Penasaran sih, tapi lebih banyak faktor tidak memungkinkan untuk ikut konser. Aku nggak pernah sama sekali melihat konser siapa pun secara langsung, palingan juga hanya modal Youtube. "Aku nunggu di Spotify aja lagunya deh. Pasti kudengarin kok."

"Aku senang hati bakal ngasih spoiler, kalau kamu mau." Taran cekikikan sambil memainkan alisnya naik turun. Pengin ngeiyain, tapi tawaran sebelumnya sudah aku tolak. Nanti kesannya labil lagi. "Kami masing-masing buat lagu solo buat kali ini."

"Kalian masing-masing?" Aku mengulang, dan Taran mengangguk. "Berarti Juna... dia juga suka bantu untuk buat lagu dong?"

Taran menyeruput jus mangganya sambil mengangguk. "Dari kami semua sebetulnya dia sama Revan yang paling banyak buat lagu. Mereka biasanya sering kontak-kontakan sama produser malah."

Itu fakta baru. Ternyata Juna produktif juga, toh?

"Kirain Juna yang paling malas," sahutku, dan Taran langsung terkikik.

"Jujur, aku juga nggak ngira dia bakal serajin itu," lanjut Taran. "Tapi setahu aku terakhir kali Juna nyumbang lagu untuk album tuh tahun lalu. For some reason, dia berhenti buat lagu sendiri."

"Berhenti?"

Kali ini Taran mengangguk. "Sekarang pun kalau ikutan biasanya dia hanya main di aransemen aja, nggak nyentuh lirik sama sekali. Padahal Pak Suma selalu bilang lirik buatan dia bagus-bagus. Sering dijadiin quote di Instagram fans tuh."

Aku hanya bisa manggut-manggut. Sewaktu kuliah dan pertama kali mendengar lagu Beat Up, banyak teman kuliahku yang memakai lirik-lirik lagu untuk caption Instagram atau status Facebook. Nggak mengherankan sih, karena menurutku liriknya relatable dan bagus.

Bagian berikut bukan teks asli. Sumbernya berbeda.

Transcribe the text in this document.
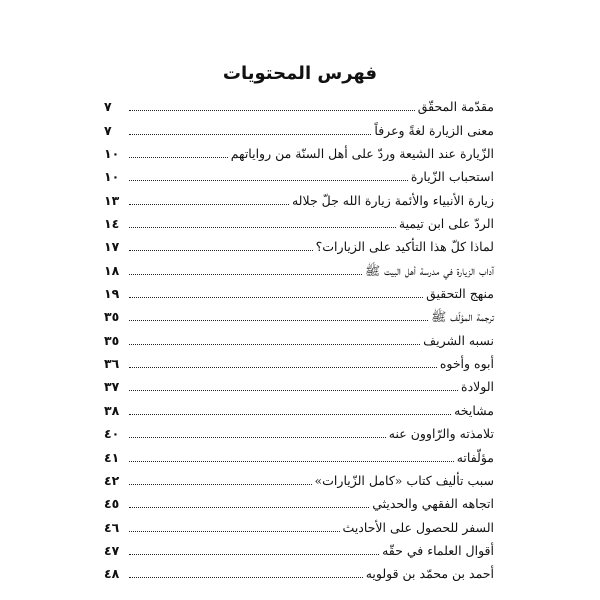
فهرس المحتويات
مقدّمة المحقّق
٧
معنى الزيارة لغةً وعرفاً
٧
الزّيارة عند الشيعة وردّ على أهل السنّة من رواياتهم
١٠
استحباب الزّيارة
١٠
زيارة الأنبياء والأئمة زيارة الله جلّ جلاله
١٣
الردّ على ابن تيمية
١٤
لماذا كلّ هذا التأكيد على الزيارات؟
١٧
آداب الزيارة في مدرسة أهل البيت ﷺ
١٨
منهج التحقيق
١٩
ترجمة المؤلّف ﷺ
٣٥
نسبه الشريف
٣٥
أبوه وأخوه
٣٦
الولادة
٣٧
مشايخه
٣٨
تلامذته والرّاوون عنه
٤٠
مؤلّفاته
٤١
سبب تأليف كتاب «كامل الزّيارات»
٤٢
اتجاهه الفقهي والحديثي
٤٥
السفر للحصول على الأحاديث
٤٦
أقوال العلماء في حقّه
٤٧
أحمد بن محمّد بن قولويه
٤٨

Tapi aku masih cukup terkejut karena dari semua itu ada hasil karya Juna.

Dan kalau diingat-ingat, coretan liriknya yang aku bawa pulang juga ....

"Kenapa gitu, Sya?" tanya Taran, meski tidak begitu kentara, sorot matanya seperti mencerminkan keingintahuan—atau mungkin curiga. Aku tak tahu mana yang lebih pas.

Aku pengin bilang kalau sewaktu sakit Juna kelihatannya sibuk membuat lagu. Tapi... entahlah. Mungkin dia hanya mau buang sampah atau semacamnya. Dan sekarang aku makin yakin kalau mungkin nggak mengenal Juna sama sekali.

"Gakpapa, Kak," balasku sambil tersenyum kecil. "Hanya penasaran aja kerjaan Juna ngapain aja selain bikin rusuh."